I’ve been looking into r.param.scale and r.geomorphon. r.param.scale uses a sequential sliding buffer but I believe the correct solution is the same RAM preload pattern from r.proj: load the full raster into a contiguous array, then parallelize the outer row loop with per-thread computation buffers. This avoids the need to read each row’s neighborhood from disk multiple times. I’m working on a prototype and will share it before the deadline and update my proposal. Would r.param.scale be your preferred secondary target, or would r.geomorphon be higher priority?

Thanks,

Kaushik

Hi @annakrat

I’ve updated the proposal based on your suggestions. r.param.scale is now confirmed as the secondary target. I audited the source, identified the sequential sliding buffer as the core blocker, applied the same RAM preload pattern from r.proj, and got 1.7x speedup on a 100M cell raster.
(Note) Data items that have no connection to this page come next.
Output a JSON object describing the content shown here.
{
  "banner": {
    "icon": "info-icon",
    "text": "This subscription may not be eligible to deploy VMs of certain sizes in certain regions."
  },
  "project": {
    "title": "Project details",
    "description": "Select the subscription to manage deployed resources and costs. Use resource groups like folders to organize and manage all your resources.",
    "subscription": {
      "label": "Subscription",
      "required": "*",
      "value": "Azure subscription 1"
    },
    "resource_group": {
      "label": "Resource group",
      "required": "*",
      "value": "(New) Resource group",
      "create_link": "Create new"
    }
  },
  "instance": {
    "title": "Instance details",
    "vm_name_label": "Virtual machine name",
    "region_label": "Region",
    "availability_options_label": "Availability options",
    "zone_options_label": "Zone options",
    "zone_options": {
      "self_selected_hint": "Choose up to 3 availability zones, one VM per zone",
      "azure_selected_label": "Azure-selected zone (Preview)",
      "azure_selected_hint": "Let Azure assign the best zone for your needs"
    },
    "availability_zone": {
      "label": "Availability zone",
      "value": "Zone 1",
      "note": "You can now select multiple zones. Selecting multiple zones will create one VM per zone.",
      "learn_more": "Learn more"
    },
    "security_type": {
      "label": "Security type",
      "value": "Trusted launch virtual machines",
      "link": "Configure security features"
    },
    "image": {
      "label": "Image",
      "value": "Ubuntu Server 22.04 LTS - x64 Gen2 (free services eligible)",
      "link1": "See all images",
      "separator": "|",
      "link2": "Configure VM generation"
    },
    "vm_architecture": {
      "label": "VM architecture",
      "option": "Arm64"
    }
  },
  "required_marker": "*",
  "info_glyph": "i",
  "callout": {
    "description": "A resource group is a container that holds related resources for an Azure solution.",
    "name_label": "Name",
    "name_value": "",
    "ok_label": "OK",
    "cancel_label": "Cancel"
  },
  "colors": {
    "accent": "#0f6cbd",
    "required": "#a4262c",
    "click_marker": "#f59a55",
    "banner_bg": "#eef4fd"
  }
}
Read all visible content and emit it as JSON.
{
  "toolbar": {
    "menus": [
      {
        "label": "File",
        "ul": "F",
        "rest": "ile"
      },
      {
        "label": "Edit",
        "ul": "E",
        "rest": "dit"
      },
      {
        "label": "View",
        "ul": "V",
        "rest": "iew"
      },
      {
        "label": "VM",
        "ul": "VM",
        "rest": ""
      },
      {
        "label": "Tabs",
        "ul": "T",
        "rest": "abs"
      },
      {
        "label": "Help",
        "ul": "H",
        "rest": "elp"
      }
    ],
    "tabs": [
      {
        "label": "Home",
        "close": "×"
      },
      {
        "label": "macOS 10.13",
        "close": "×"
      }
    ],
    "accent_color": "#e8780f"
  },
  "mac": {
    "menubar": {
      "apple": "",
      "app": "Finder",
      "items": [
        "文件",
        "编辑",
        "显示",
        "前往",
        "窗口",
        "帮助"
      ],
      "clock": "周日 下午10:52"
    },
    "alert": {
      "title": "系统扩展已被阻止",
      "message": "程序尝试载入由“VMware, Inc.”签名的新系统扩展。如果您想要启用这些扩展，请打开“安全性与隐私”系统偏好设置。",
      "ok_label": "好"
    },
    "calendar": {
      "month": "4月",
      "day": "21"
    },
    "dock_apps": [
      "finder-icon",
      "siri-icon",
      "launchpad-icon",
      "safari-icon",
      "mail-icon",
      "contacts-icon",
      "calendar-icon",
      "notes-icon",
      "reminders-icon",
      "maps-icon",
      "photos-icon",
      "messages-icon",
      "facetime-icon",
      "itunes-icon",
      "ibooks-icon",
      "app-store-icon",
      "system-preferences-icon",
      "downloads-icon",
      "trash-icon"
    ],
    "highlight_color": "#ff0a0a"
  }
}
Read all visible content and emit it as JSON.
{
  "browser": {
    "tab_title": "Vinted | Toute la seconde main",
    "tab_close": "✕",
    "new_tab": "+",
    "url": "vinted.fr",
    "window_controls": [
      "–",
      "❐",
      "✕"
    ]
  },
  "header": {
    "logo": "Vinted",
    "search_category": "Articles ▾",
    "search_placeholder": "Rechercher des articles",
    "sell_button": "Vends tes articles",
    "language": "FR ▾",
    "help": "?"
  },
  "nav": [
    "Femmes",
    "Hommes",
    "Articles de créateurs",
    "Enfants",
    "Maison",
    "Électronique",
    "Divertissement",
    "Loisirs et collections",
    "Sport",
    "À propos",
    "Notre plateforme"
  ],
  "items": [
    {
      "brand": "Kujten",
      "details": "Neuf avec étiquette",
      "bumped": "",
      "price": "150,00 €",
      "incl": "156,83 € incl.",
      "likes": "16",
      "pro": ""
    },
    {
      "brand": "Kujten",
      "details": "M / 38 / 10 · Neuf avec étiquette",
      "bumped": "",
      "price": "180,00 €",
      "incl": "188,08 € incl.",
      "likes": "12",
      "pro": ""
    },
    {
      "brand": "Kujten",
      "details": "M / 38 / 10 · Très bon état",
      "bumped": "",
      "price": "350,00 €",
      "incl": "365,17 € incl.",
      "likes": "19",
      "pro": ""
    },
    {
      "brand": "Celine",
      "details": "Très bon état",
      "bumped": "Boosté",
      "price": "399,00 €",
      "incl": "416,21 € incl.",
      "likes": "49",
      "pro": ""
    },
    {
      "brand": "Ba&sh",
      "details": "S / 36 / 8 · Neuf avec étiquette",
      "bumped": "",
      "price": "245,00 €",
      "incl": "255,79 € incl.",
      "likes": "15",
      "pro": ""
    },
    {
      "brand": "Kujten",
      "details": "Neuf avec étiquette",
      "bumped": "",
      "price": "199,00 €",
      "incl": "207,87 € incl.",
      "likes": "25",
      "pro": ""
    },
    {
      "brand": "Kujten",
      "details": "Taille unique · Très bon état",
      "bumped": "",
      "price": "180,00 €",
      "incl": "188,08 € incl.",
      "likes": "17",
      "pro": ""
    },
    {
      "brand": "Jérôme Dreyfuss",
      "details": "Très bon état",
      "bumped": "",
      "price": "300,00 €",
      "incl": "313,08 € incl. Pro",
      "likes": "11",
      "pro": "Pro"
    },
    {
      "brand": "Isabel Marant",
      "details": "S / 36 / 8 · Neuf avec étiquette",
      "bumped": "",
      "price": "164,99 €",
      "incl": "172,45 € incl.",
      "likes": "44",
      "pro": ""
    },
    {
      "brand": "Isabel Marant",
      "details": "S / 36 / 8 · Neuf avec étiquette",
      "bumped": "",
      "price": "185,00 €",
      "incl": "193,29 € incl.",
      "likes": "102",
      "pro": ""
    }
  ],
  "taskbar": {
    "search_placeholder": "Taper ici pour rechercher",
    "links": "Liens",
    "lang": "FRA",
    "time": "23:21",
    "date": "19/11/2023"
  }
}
I opened a draft PR for this: Gsoc parallel rparamscale by krcoder123 · Pull Request #7236 · OSGeo/grass · GitHub . r.geomorphon is the leading candidate for the third module and will be audited during the bonding period.

Updated proposal: GSoC 2026 GRASS Proposal - Kaushik Raja - Google Docs

Any suggestions for improvement before the submission deadline would be great!

Thanks,

Kaushik